Big splashes in pool
Pro beach: Down Mexico way, Americans Kraft-Cannon and Schalk-Shaw go 2-for-2 during pool play to earn first-round byes

Third-seeded Megan Kraft and Terese Cannon were the only American pair among the six in the field to win their pool during the Volleyball World Beach Pro Tour Quintana Roo Elite event in Mexico.
Chaim Schalk and James Shaw were the lone USA duo that were in the men’s main draw of the first top-tier international tournament of 2025. And they won their pool, too, earning a bye into the second round of the knockout phase on the gorgeous Playa del Carmen on the Caribbean Sea.
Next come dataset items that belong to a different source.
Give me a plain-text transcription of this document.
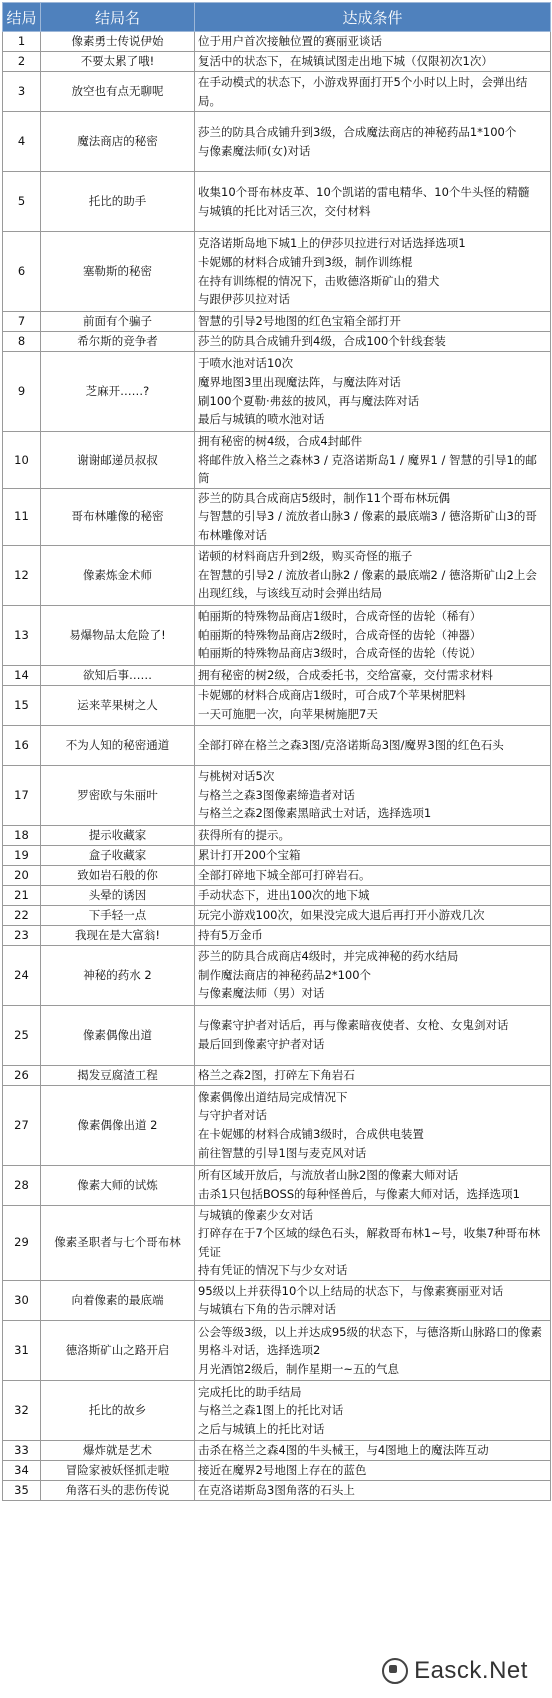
结局	结局名	达成条件
1	像素勇士传说伊始	位于用户首次接触位置的赛丽亚谈话

2	不要太累了哦!	复活中的状态下，在城镇试图走出地下城（仅限初次1次）

3	放空也有点无聊呢	在手动模式的状态下，小游戏界面打开5个小时以上时，会弹出结局。

4	魔法商店的秘密	莎兰的防具合成铺升到3级，合成魔法商店的神秘药品1*100个
与像素魔法师(女)对话

5	托比的助手	收集10个哥布林皮革、10个凯诺的雷电精华、10个牛头怪的精髓
与城镇的托比对话三次，交付材料

6	塞勒斯的秘密	克洛诺斯岛地下城1上的伊莎贝拉进行对话选择选项1
卡妮娜的材料合成铺升到3级，制作训练棍
在持有训练棍的情况下，击败德洛斯矿山的猎犬
与跟伊莎贝拉对话

7	前面有个骗子	智慧的引导2号地图的红色宝箱全部打开

8	希尔斯的竞争者	莎兰的防具合成铺升到4级，合成100个针线套装

9	芝麻开……?	于喷水池对话10次
魔界地图3里出现魔法阵，与魔法阵对话
刷100个夏勒·弗兹的披风，再与魔法阵对话
最后与城镇的喷水池对话

10	谢谢邮递员叔叔	拥有秘密的树4级，合成4封邮件
将邮件放入格兰之森林3 / 克洛诺斯岛1 / 魔界1 / 智慧的引导1的邮筒

11	哥布林雕像的秘密	莎兰的防具合成商店5级时，制作11个哥布林玩偶
与智慧的引导3 / 流放者山脉3 / 像素的最底端3 / 德洛斯矿山3的哥布林雕像对话

12	像素炼金术师	诺顿的材料商店升到2级，购买奇怪的瓶子
在智慧的引导2 / 流放者山脉2 / 像素的最底端2 / 德洛斯矿山2上会出现红线，与该线互动时会弹出结局

13	易爆物品太危险了!	帕丽斯的特殊物品商店1级时，合成奇怪的齿轮（稀有）
帕丽斯的特殊物品商店2级时，合成奇怪的齿轮（神器）
帕丽斯的特殊物品商店3级时，合成奇怪的齿轮（传说）

14	欲知后事……	拥有秘密的树2级，合成委托书，交给富豪，交付需求材料

15	运来苹果树之人	卡妮娜的材料合成商店1级时，可合成7个苹果树肥料
一天可施肥一次，向苹果树施肥7天

16	不为人知的秘密通道	全部打碎在格兰之森3图/克洛诺斯岛3图/魔界3图的红色石头

17	罗密欧与朱丽叶	与桃树对话5次
与格兰之森3图像素缔造者对话
与格兰之森2图像素黑暗武士对话，选择选项1

18	提示收藏家	获得所有的提示。

19	盒子收藏家	累计打开200个宝箱

20	致如岩石般的你	全部打碎地下城全部可打碎岩石。

21	头晕的诱因	手动状态下，进出100次的地下城

22	下手轻一点	玩完小游戏100次，如果没完成大退后再打开小游戏几次

23	我现在是大富翁!	持有5万金币

24	神秘的药水 2	莎兰的防具合成商店4级时，并完成神秘的药水结局
制作魔法商店的神秘药品2*100个
与像素魔法师（男）对话

25	像素偶像出道	与像素守护者对话后，再与像素暗夜使者、女枪、女鬼剑对话
最后回到像素守护者对话

26	揭发豆腐渣工程	格兰之森2图，打碎左下角岩石

27	像素偶像出道 2	像素偶像出道结局完成情况下
与守护者对话
在卡妮娜的材料合成铺3级时，合成供电装置
前往智慧的引导1图与麦克风对话

28	像素大师的试炼	所有区域开放后，与流放者山脉2图的像素大师对话
击杀1只包括BOSS的每种怪兽后，与像素大师对话，选择选项1

29	像素圣职者与七个哥布林	与城镇的像素少女对话
打碎存在于7个区域的绿色石头，解救哥布林1~号，收集7种哥布林凭证
持有凭证的情况下与少女对话

30	向着像素的最底端	95级以上并获得10个以上结局的状态下，与像素赛丽亚对话
与城镇右下角的告示牌对话

31	德洛斯矿山之路开启	公会等级3级，以上并达成95级的状态下，与德洛斯山脉路口的像素男格斗对话，选择选项2
月光酒馆2级后，制作星期一~五的气息

32	托比的故乡	完成托比的助手结局
与格兰之森1图上的托比对话
之后与城镇上的托比对话

33	爆炸就是艺术	击杀在格兰之森4图的牛头械王，与4图地上的魔法阵互动

34	冒险家被妖怪抓走啦	接近在魔界2号地图上存在的蓝色

35	角落石头的悲伤传说	在克洛诺斯岛3图角落的石头上
Easck.Net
Canadian expatriate Schalk and Shaw, the 6-foot-8 indoor star still new to the sand with rough edges to smooth out, won a qualifying contest that got them into the main mix, then took both of their matches in Pool F.
The world tour Elite tourneys have changed their format to accommodate 24 teams rather than the previous 16 and have modified pool play to have a “winners, winners, losers, losers” scenario after the first round, with the two winners of qualifying for the knockouts. The victor there advances to the Round of 12 (which doesn’t make any sense mathematically, so the FIVB convoluted it) and the loser to the opening round of a dozen teams. The first-round pool losers vie in a winner-advances-to-the-first-KO-round scenario.
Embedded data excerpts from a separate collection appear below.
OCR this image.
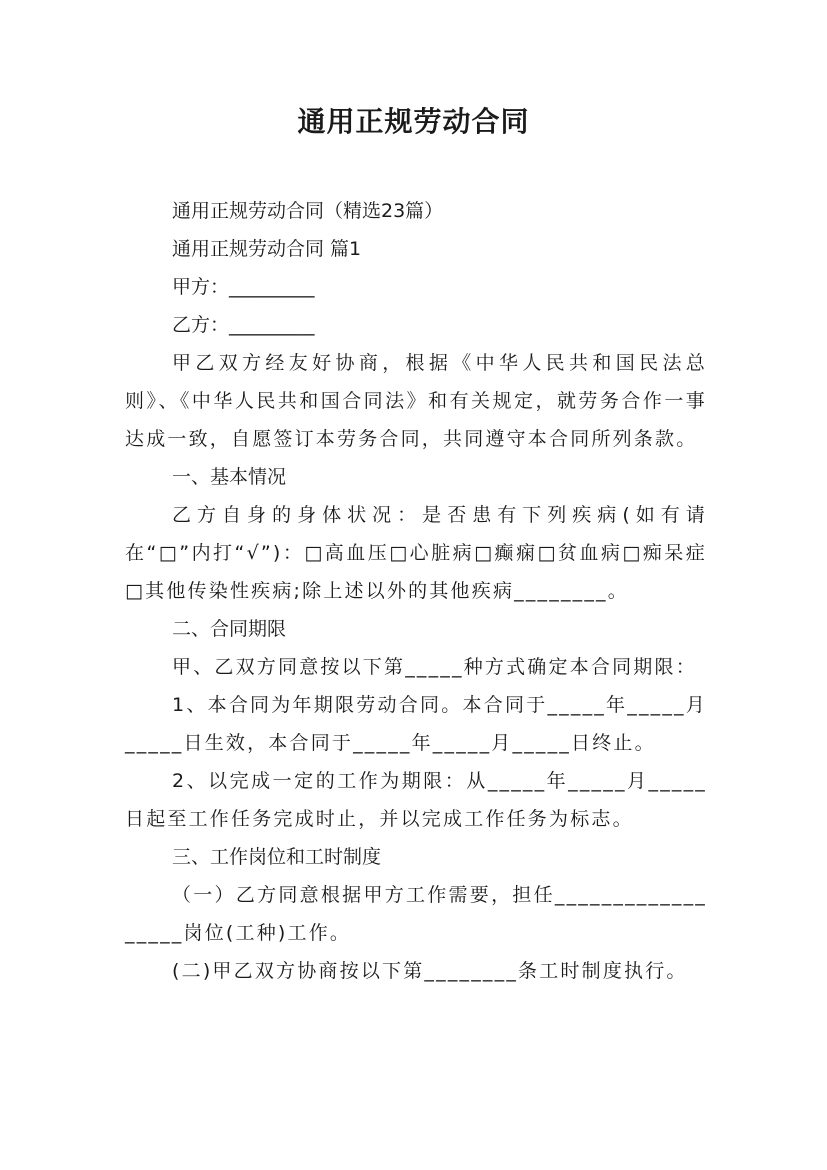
通用正规劳动合同

通用正规劳动合同（精选23篇）

通用正规劳动合同 篇1

甲方：_________

乙方：_________

甲乙双方经友好协商，根据《中华人民共和国民法总则》、《中华人民共和国合同法》和有关规定，就劳务合作一事达成一致，自愿签订本劳务合同，共同遵守本合同所列条款。

一、基本情况

乙方自身的身体状况：是否患有下列疾病(如有请在“□”内打“√”)：□高血压□心脏病□癫痫□贫血病□痴呆症□其他传染性疾病;除上述以外的其他疾病________。

二、合同期限

甲、乙双方同意按以下第_____种方式确定本合同期限：

1、本合同为年期限劳动合同。本合同于_____年_____月_____日生效，本合同于_____年_____月_____日终止。

2、以完成一定的工作为期限：从_____年_____月_____日起至工作任务完成时止，并以完成工作任务为标志。

三、工作岗位和工时制度

（一）乙方同意根据甲方工作需要，担任__________________岗位(工种)工作。

(二)甲乙双方协商按以下第________条工时制度执行。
Schalk and Shaw needed only 37 minutes to dispatch England’s Bello Bros., Joaquin and Luis Javier, 19 and 17. Their winners pool-play tussle was more contentious, but the 19th-seeded Americans topped 18 seeds Christoph Dressler and Phillipp Waller of Austria in three, by a comfortable 15-6 in the tiebreaker.

Turning to the women, Kraft-Cannon gained momentum (and rest) for the knockout rounds by rolling over 10th-seeded Lithuanian Olympians Monica Paulikiene and Aine Raupetyte 18 and 12 in 32 minutes.
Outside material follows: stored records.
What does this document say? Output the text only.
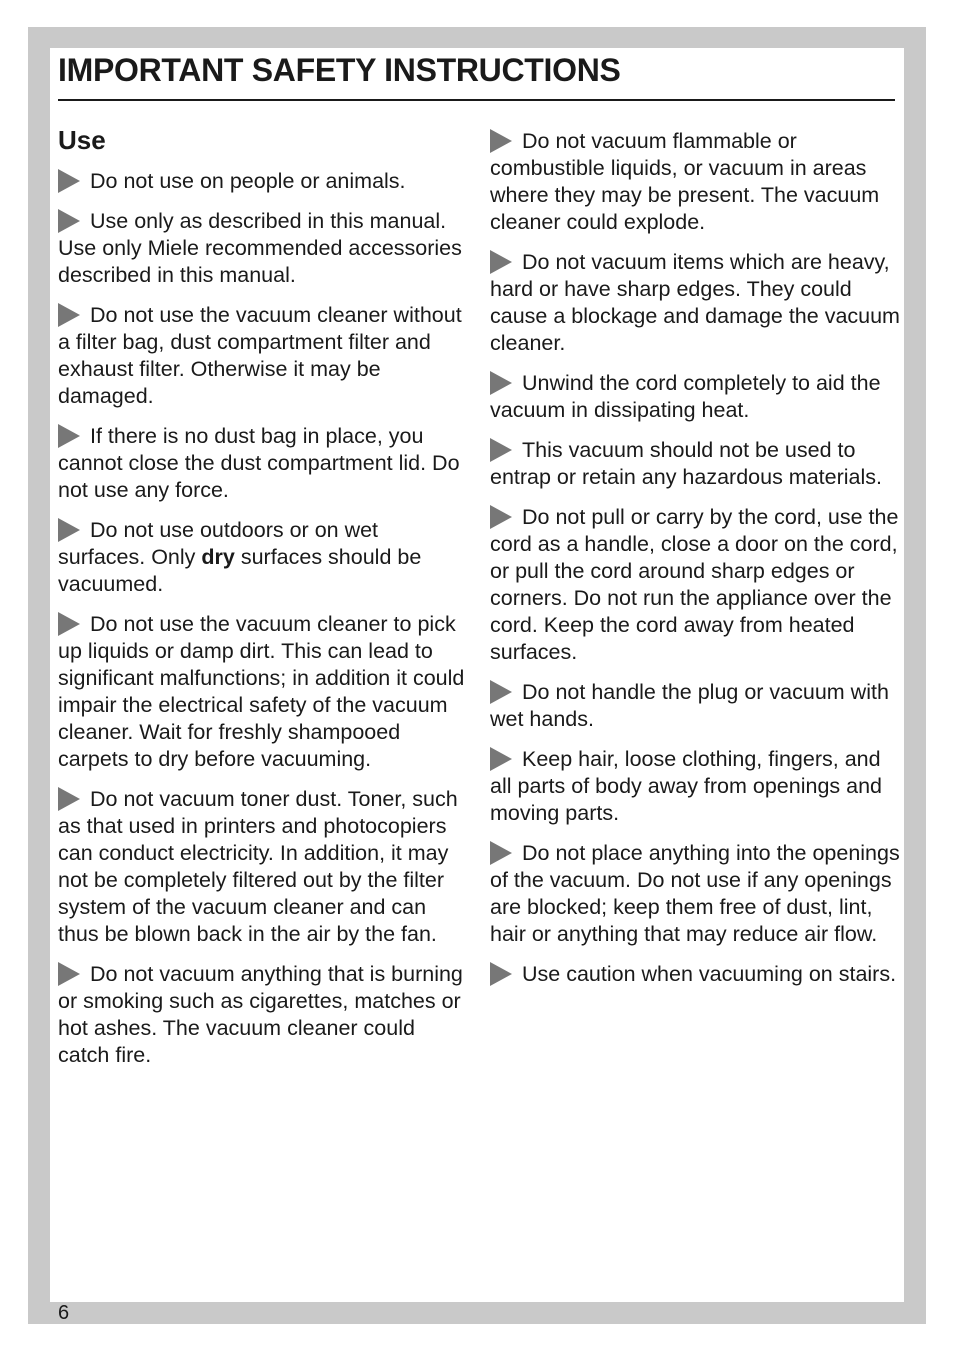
IMPORTANT SAFETY INSTRUCTIONS
Use

Do not use on people or animals.

Use only as described in this manual. Use only Miele recommended accessories described in this manual.

Do not use the vacuum cleaner without a filter bag, dust compartment filter and exhaust filter. Otherwise it may be damaged.

If there is no dust bag in place, you cannot close the dust compartment lid. Do not use any force.

Do not use outdoors or on wet surfaces. Only dry surfaces should be vacuumed.

Do not use the vacuum cleaner to pick up liquids or damp dirt. This can lead to significant malfunctions; in addition it could impair the electrical safety of the vacuum cleaner. Wait for freshly shampooed carpets to dry before vacuuming.

Do not vacuum toner dust. Toner, such as that used in printers and photocopiers can conduct electricity. In addition, it may not be completely filtered out by the filter system of the vacuum cleaner and can thus be blown back in the air by the fan.

Do not vacuum anything that is burning or smoking such as cigarettes, matches or hot ashes. The vacuum cleaner could catch fire.

Do not vacuum flammable or combustible liquids, or vacuum in areas where they may be present. The vacuum cleaner could explode.

Do not vacuum items which are heavy, hard or have sharp edges. They could cause a blockage and damage the vacuum cleaner.

Unwind the cord completely to aid the vacuum in dissipating heat.

This vacuum should not be used to entrap or retain any hazardous materials.

Do not pull or carry by the cord, use the cord as a handle, close a door on the cord, or pull the cord around sharp edges or corners. Do not run the appliance over the cord. Keep the cord away from heated surfaces.

Do not handle the plug or vacuum with wet hands.

Keep hair, loose clothing, fingers, and all parts of body away from openings and moving parts.

Do not place anything into the openings of the vacuum. Do not use if any openings are blocked; keep them free of dust, lint, hair or anything that may reduce air flow.

Use caution when vacuuming on stairs.

6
Moving into the first KO matches were USA Olympians Taryn Brasher (nee Kloth) and Kristen Nuss, two-time Olympian Kelly Cheng and Molly Shaw, Corinne Quiggle-Chloe Loreen, and Maddie Anderson-Brooke Bauer. Failing to get out of their pools were Toni Rodriguez-Kylie Deberg and Kimberly Hildreth-Teegan Van Gunst (swept by Cheng-Shaw).
Hugely popular and top-seeded TKN (we’ll still call the LSU products by that nickname even through Taryn is a Brasher, not a Kloth, so the mashup doesn’t work in the literal) hit a speed bump in their second pool-play match. They were swept by the Swiss team of 2024 Olympic bronze medalist Tanja Huberli and her new 19-year-old partner, Leona Kernen, 22-20, 21-19.
In another highlight result, the Austrian Klinger sisters, Dorina and Ranja, won their pool by defeating Olympic gold medalists Duda and Ana Patricia of Brazil in three (15-8 in the tiebreaker).
The men’s and women’s knockout round continued on Friday. The round of 12 will send the six winners to the quarterfinals, as well as two losing teams, which will be determined a formula that carries too many caveats to detail here. I will know who advances when I see the pairings on the go-to Beach Volleyball Database website.